Dive Brief:
- New York City developer Tishman Speyer has obtained a $194 million construction loan from the Bank of the Ozarks to redevelop five stories above the downtown Brooklyn Macy’s department store into Class A office space, according to The Real Deal.
- Tishman Speyer purchased the space from Macy’s for $270 million in 2015, and Macy’s is using that money to help fund a $100 million renovation of its department store, which takes up the first four stories of the 143-year-old building.
- Tishman Speyer needs more than $490 million in total for the project and, as of March, was looking for $60 million in EB-5 financing, which allows foreigners to secure green cards in exchange for a $500,000 to $1,000,000 investment in U.S. development, according to The Real Deal.
Dive Insight:
Tishman Speyer has also been involved in skyscraper development at the mammoth Hudson Yards mixed-use complex in Manhattan, a project which has also taken advantage of EB-5 investments.

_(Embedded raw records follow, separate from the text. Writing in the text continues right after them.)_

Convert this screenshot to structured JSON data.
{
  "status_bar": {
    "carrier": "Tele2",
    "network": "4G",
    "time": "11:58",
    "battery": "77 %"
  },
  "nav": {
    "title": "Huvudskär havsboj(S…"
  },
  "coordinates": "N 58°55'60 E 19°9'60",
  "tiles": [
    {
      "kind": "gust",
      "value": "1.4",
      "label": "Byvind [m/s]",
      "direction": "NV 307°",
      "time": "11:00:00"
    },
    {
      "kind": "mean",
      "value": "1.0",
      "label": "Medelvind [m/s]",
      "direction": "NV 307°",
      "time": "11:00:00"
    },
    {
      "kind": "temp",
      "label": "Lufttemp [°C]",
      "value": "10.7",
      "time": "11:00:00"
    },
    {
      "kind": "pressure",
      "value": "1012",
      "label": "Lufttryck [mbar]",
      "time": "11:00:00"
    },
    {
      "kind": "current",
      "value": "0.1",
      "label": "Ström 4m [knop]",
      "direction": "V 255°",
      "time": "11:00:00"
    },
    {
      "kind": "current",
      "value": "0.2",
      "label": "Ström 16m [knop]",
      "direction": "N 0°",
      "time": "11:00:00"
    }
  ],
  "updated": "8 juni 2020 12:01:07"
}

According to Next City, Hudson Yards developers raised $600 million from 1,200 Chinese families using that method.
Tishman Speyer also took advantage of available foreign cash when in the summer of 2016 it announced that it had partnered with investment fund Qatari Diar to build a $700 million, 1.1 million-square-foot office development in Long Island City, NY. Shared office space company WeWork will anchor the 27-story mixed-use development, which is close to Tishman Speyer's 22-story Gotham Two office tower.
The Qatar Investment Authority recently announced that it would up its stake in U.S. developments by sinking $10 billion into this country's infrastructure. The QIA has made previous statements about investing a total of $35 billion between 2016 and 2021, but the fund's representatives did not specify whether the $10 billion was part of that figure. The QIA commitment could be what President-elect Donald Trump had in mind when he announced that at the heart of his $1 trillion infrastructure plan was a strategy to lure private investment.